Sunday, January 08, 2006

A Struggle for Significance

Everyone wants to feel that what they do is important. This is something I've dealt with before but it's really been weighing heavily on me the last 2-3 weeks. I'm a software consultant. I feel like I'm good at what I do. I have a good job with a good company. I'm paid well. I generally enjoy what I do. What does it matter in the grand scheme of things, though? Take the project I'm working on right now as an example. I'm helping a very large Fortune 500 company write an order entry system. Ultimately over 10k people will use this system. I'm the technical architect and the development lead for this project. I'm not exactly pushing paper in some windowless office or digging ditches only to refill it again. So why do I struggle with significance?

I think there are some meaningful things that I do. I think trying to be a good example to my kids is a good one. That's something that hopefully is lasting and of major impact. The relationships that I have with people is something of importance as well. How much time to I spend doing those things compared to the time that I spend working, though? It seems to pale in comparison to the time that I actually spend doing my job.
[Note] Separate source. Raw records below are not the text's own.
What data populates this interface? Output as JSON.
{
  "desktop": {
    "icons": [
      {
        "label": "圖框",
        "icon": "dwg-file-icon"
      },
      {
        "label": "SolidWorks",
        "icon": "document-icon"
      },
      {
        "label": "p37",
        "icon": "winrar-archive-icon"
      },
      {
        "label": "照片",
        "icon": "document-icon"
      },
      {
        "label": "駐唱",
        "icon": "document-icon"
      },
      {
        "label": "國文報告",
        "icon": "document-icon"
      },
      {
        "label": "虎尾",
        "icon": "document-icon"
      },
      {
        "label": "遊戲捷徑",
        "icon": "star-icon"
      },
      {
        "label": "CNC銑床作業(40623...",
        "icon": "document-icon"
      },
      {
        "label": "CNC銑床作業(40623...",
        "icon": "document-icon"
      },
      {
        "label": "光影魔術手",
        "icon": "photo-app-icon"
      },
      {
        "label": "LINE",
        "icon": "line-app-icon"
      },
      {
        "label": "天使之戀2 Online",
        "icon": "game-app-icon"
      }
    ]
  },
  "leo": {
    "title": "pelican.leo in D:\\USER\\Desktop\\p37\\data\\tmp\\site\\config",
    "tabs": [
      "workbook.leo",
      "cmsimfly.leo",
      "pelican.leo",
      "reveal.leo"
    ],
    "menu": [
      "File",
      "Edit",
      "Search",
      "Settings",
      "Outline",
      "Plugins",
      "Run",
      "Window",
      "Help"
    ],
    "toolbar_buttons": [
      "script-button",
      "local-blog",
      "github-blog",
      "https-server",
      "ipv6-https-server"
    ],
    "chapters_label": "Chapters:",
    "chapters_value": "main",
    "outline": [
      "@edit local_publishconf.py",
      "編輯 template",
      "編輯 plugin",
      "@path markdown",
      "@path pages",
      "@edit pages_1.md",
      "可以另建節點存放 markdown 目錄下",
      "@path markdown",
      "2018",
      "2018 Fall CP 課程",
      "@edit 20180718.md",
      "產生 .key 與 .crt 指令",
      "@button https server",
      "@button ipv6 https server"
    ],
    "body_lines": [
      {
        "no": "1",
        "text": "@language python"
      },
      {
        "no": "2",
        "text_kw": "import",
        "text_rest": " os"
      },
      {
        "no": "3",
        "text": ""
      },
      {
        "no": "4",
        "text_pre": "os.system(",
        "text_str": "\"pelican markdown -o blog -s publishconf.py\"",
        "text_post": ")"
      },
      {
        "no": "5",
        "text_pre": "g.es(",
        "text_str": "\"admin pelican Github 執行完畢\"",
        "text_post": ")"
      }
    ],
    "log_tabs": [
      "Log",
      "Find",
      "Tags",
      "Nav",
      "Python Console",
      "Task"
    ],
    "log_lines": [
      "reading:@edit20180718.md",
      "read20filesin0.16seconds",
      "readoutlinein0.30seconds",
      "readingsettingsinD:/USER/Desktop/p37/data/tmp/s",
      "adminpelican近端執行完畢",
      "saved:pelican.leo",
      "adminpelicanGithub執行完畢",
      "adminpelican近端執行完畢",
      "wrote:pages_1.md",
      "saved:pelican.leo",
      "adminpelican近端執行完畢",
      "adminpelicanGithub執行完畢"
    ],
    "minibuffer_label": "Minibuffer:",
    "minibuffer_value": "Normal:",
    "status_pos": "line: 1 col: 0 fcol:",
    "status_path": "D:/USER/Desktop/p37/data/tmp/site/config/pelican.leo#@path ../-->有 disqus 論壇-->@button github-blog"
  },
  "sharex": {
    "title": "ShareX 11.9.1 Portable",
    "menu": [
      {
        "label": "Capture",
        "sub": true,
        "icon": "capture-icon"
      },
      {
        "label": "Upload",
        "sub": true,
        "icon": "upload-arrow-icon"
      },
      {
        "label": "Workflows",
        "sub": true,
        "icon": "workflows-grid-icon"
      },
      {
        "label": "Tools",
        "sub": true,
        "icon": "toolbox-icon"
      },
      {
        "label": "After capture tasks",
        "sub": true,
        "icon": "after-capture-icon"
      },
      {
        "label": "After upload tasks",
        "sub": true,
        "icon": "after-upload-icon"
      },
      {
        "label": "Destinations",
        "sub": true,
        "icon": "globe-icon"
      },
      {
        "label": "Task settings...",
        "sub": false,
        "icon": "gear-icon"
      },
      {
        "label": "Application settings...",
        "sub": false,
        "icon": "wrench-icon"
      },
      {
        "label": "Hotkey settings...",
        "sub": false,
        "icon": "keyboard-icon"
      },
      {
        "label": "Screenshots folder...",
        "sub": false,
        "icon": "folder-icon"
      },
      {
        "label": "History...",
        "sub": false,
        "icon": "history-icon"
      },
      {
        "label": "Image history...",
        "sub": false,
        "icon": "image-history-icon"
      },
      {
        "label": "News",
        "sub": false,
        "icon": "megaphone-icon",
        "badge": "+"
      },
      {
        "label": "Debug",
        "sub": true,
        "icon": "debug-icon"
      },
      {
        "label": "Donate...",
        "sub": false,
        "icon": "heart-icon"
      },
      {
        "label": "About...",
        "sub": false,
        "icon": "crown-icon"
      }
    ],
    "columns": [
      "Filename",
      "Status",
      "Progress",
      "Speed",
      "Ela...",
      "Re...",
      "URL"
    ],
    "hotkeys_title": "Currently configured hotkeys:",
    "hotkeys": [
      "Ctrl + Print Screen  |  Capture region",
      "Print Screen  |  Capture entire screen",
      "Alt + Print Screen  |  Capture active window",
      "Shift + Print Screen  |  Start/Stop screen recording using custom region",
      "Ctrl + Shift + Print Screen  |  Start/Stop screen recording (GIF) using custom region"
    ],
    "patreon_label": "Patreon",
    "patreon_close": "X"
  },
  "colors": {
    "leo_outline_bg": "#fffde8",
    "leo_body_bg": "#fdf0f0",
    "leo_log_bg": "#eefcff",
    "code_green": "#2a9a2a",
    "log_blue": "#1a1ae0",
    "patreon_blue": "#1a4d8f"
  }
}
The best reason for these feelings that I can come up with is that I believe there are more important things in life. I think there's more that can be accomplished than building an order entry system for a bunch of people to use and save a big company a lot of time and money. There's more to life. What does that mean for my life, though? Am I supposed to be doing something else? Am I in the wrong line of work?

I think right now I'm where I'm supposed to be. I do think I'll eventually do something else, though. I have a deep appreciation for our nation. I think ultimately I'd like to take the time to either go to law school and become involved in Constitutional law or become politically active. I'm politically active to the extent I'm aware of what's going on by and large and I vote but I'm talking about becoming even more involved and potentially running for office one day. I think God has a long way to go to prepare me for that if that's where I'll ultimately be led, though.

Politics is a mess these days. Especially in Washington. The whole environment is just so full of contempt and corruption. I'm not so cynical to believe that all of these people were full of contempt and corruption when they arrived. I think the environment is just that tough. I'd like to say it's something I'd never give in to but I don't believe that. A philosopher once said you can never say with certainty what you would do in a situation unless you're in the situation. The idea behind that is that there are so many forces at work that we don't see and understand. There are so many temptations on these people that we on the outside can't fathom. I'm not so naive as to think I'd be immune to those temptations. I think God wants to make sure that if that's an environment that I'll be placed in that those aren't temptations that I would ever fall prey to. If I did then I'd be no better fit to serve and lead than the people who are in place there now.

Today in church our pastor's sermon was entitled "Living with Purpose: The Path to Significance." Does that mean anything? Only that it's something that God continues to deal with me about. I had a dream a week or so ago that I was the Governor of Georgia. Does that mean anything? I don't know.

I do believe that being in a position where I could speak to people would make me feel like I'm accomplishing a greater purpose. I'd love to be able to convey to people a message of freedom and hope. I'd love to be able work to make that a reality for so many people who today feel that politicians are so far removed from the people and their problems. I think I'd be as good a person as anyone to do that. I understand what I believe, why I believe it, and most importantly, I genuinely care and want to make a difference. I pray that as God gives me opportunities to make a difference I would be able to take advantage of them and serve Him well however big or small those opportunities may be.